The puzzling property to me is not entanglement, but quantization.  Why something that is very small can only exist as a certain "chunk", called quanta?  This is a property that seems to be present in everything from the physical world, as long as it is very small.  I suspect it is related with the fact that infinity can not exist in the physical world.

You should watch the 3rd video I posted. It's actually *because* of infinity that matter must be quantized because the wave number has to be a whole positive integer to encompass every possible period of the function over the whole domain. The specific timestamp where this starts to be explained is here:
https://youtu.be/W8QZ-yxebFA?si=3giGjzlnnhNCs6A-&t=648

[Feynman] was kind of a jerk in real life.  Smart, yes, but arrogant even for his times, and unpleasant to work with.  Not my opinion, only repeating what I've seen on camera, what were saying other physicists that worked directly with Feynman.  He was not exactly the nice and charismatic character, as pictured in the YT interviews with Feynman talking about the beauty of a flower.

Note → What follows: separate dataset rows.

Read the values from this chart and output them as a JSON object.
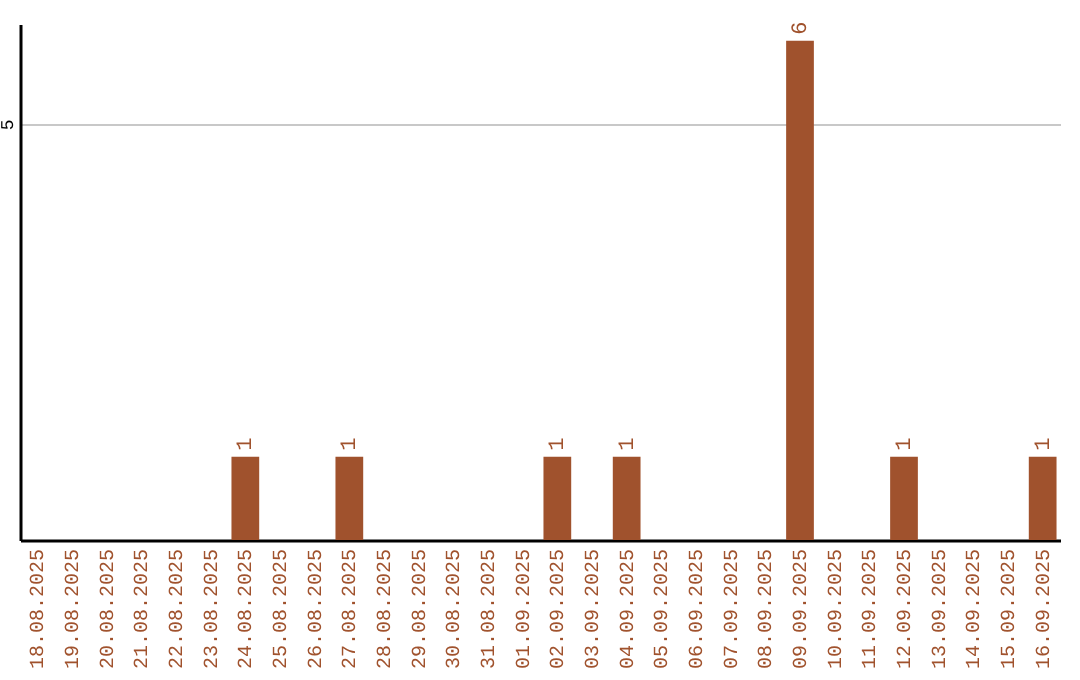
{
  "chart_data": {
    "type": "bar",
    "categories": [
      "18.08.2025",
      "19.08.2025",
      "20.08.2025",
      "21.08.2025",
      "22.08.2025",
      "23.08.2025",
      "24.08.2025",
      "25.08.2025",
      "26.08.2025",
      "27.08.2025",
      "28.08.2025",
      "29.08.2025",
      "30.08.2025",
      "31.08.2025",
      "01.09.2025",
      "02.09.2025",
      "03.09.2025",
      "04.09.2025",
      "05.09.2025",
      "06.09.2025",
      "07.09.2025",
      "08.09.2025",
      "09.09.2025",
      "10.09.2025",
      "11.09.2025",
      "12.09.2025",
      "13.09.2025",
      "14.09.2025",
      "15.09.2025",
      "16.09.2025"
    ],
    "values": [
      0,
      0,
      0,
      0,
      0,
      0,
      1,
      0,
      0,
      1,
      0,
      0,
      0,
      0,
      0,
      1,
      0,
      1,
      0,
      0,
      0,
      0,
      6,
      0,
      0,
      1,
      0,
      0,
      0,
      1
    ],
    "value_labels": [
      null,
      null,
      null,
      null,
      null,
      null,
      "1",
      null,
      null,
      "1",
      null,
      null,
      null,
      null,
      null,
      "1",
      null,
      "1",
      null,
      null,
      null,
      null,
      "6",
      null,
      null,
      "1",
      null,
      null,
      null,
      "1"
    ],
    "color": "#a0522d",
    "ylim": [
      0,
      6.2
    ],
    "yticks": [
      5
    ],
    "grid": "y"
  }
}
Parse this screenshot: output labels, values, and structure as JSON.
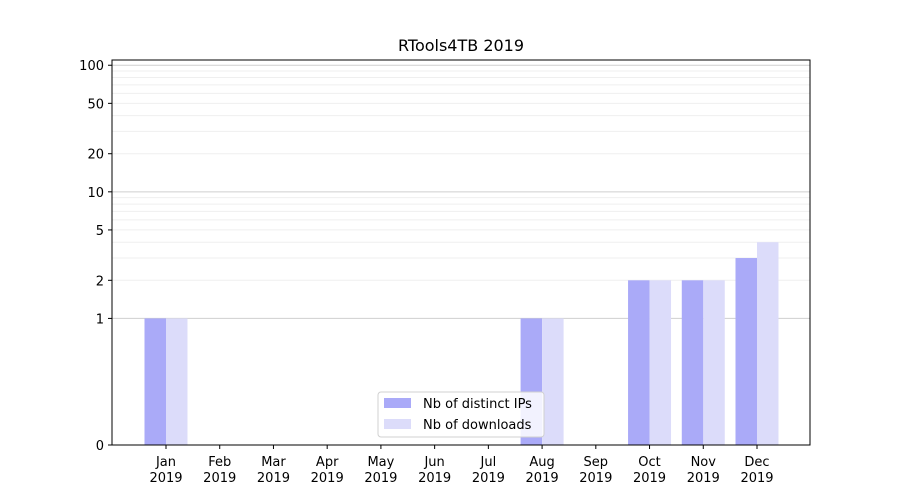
{
  "chart_data": {
    "type": "bar",
    "title": "RTools4TB 2019",
    "xlabel": "",
    "ylabel": "",
    "yscale": "symlog",
    "ylim": [
      0,
      110
    ],
    "yticks": [
      0,
      1,
      2,
      5,
      10,
      20,
      50,
      100
    ],
    "categories": [
      "Jan",
      "Feb",
      "Mar",
      "Apr",
      "May",
      "Jun",
      "Jul",
      "Aug",
      "Sep",
      "Oct",
      "Nov",
      "Dec"
    ],
    "category_year": "2019",
    "series": [
      {
        "name": "Nb of distinct IPs",
        "color": "#aaaaf8",
        "values": [
          1,
          0,
          0,
          0,
          0,
          0,
          0,
          1,
          0,
          2,
          2,
          3
        ]
      },
      {
        "name": "Nb of downloads",
        "color": "#dcdcfa",
        "values": [
          1,
          0,
          0,
          0,
          0,
          0,
          0,
          1,
          0,
          2,
          2,
          4
        ]
      }
    ],
    "grid": true,
    "legend_position": "bottom-center"
  }
}
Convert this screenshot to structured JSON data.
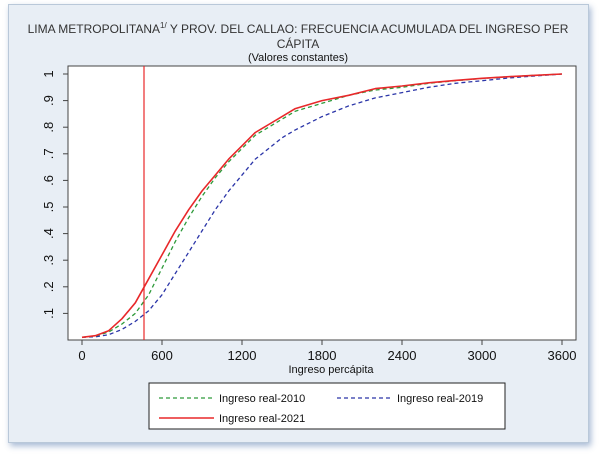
{
  "chart_data": {
    "type": "line",
    "title": {
      "part1": "LIMA METROPOLITANA",
      "superscript": "1/",
      "part2": " Y PROV. DEL CALLAO: FRECUENCIA ACUMULADA DEL INGRESO PER",
      "line2": "CÁPITA"
    },
    "subtitle": "(Valores constantes)",
    "xlabel": "Ingreso percápita",
    "ylabel": "",
    "xlim": [
      0,
      3600
    ],
    "ylim": [
      0,
      1
    ],
    "xticks": [
      0,
      600,
      1200,
      1800,
      2400,
      3000,
      3600
    ],
    "xtick_labels": [
      "0",
      "600",
      "1200",
      "1800",
      "2400",
      "3000",
      "3600"
    ],
    "yticks": [
      0.1,
      0.2,
      0.3,
      0.4,
      0.5,
      0.6,
      0.7,
      0.8,
      0.9,
      1
    ],
    "ytick_labels": [
      ".1",
      ".2",
      ".3",
      ".4",
      ".5",
      ".6",
      ".7",
      ".8",
      ".9",
      "1"
    ],
    "grid": false,
    "legend_position": "bottom",
    "vline": {
      "x": 465,
      "color": "#e8282a"
    },
    "series": [
      {
        "name": "Ingreso real-2010",
        "color": "#2e9a3a",
        "dash": "dashed",
        "x": [
          0,
          100,
          200,
          300,
          400,
          500,
          600,
          700,
          800,
          900,
          1000,
          1100,
          1200,
          1300,
          1400,
          1500,
          1600,
          1800,
          2000,
          2200,
          2400,
          2600,
          2800,
          3000,
          3200,
          3400,
          3600
        ],
        "y": [
          0.01,
          0.015,
          0.03,
          0.06,
          0.1,
          0.17,
          0.27,
          0.37,
          0.46,
          0.54,
          0.61,
          0.67,
          0.72,
          0.77,
          0.8,
          0.83,
          0.86,
          0.89,
          0.92,
          0.94,
          0.95,
          0.965,
          0.975,
          0.983,
          0.99,
          0.995,
          1.0
        ]
      },
      {
        "name": "Ingreso real-2019",
        "color": "#2b35a8",
        "dash": "dashed",
        "x": [
          0,
          100,
          200,
          300,
          400,
          500,
          600,
          700,
          800,
          900,
          1000,
          1100,
          1200,
          1300,
          1400,
          1500,
          1600,
          1800,
          2000,
          2200,
          2400,
          2600,
          2800,
          3000,
          3200,
          3400,
          3600
        ],
        "y": [
          0.01,
          0.012,
          0.02,
          0.04,
          0.07,
          0.11,
          0.17,
          0.25,
          0.33,
          0.41,
          0.49,
          0.56,
          0.62,
          0.68,
          0.72,
          0.76,
          0.79,
          0.84,
          0.88,
          0.91,
          0.93,
          0.95,
          0.965,
          0.975,
          0.985,
          0.993,
          1.0
        ]
      },
      {
        "name": "Ingreso real-2021",
        "color": "#e8282a",
        "dash": "solid",
        "x": [
          0,
          100,
          200,
          300,
          400,
          500,
          600,
          700,
          800,
          900,
          1000,
          1100,
          1200,
          1300,
          1400,
          1500,
          1600,
          1800,
          2000,
          2200,
          2400,
          2600,
          2800,
          3000,
          3200,
          3400,
          3600
        ],
        "y": [
          0.01,
          0.016,
          0.035,
          0.08,
          0.14,
          0.23,
          0.32,
          0.41,
          0.49,
          0.56,
          0.62,
          0.68,
          0.73,
          0.78,
          0.81,
          0.84,
          0.87,
          0.9,
          0.92,
          0.945,
          0.955,
          0.967,
          0.976,
          0.984,
          0.99,
          0.995,
          1.0
        ]
      }
    ]
  }
}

Hah, yea, I'm not suggesting Feynman was a particularly pleasant person by remarking on him - nor am I giving him sole credit for his contributions as obviously he shared the Nobel Prize for Path Integral Formulation.

All I mean to say is that my insight to this came from listening to him get annoyed with a student and emphasize that we have a world of particles whose behavior is probabilistic because you can't know their states to arbitrary precision (because of Fourier).

I personally don't like the term "wave-particle duality." I think it does more to confuse students than help them understand what is going on. Maybe it helps other people and that's great! But in my experience helping engineering students with this - they spend so much time slogging through Fourier stuff for signal processing, that it's amazing how quickly they grasp the 'obviousness' of quantum mechanics at more than an academic level - you start to see why quantum mechanics is the more fundamental law of nature. I like this video which explains why F = ma is a consequence of quantum mechanics:



Is light a particle or a wave? It's a particle - whose position and momentum is not determinant but probabilistic.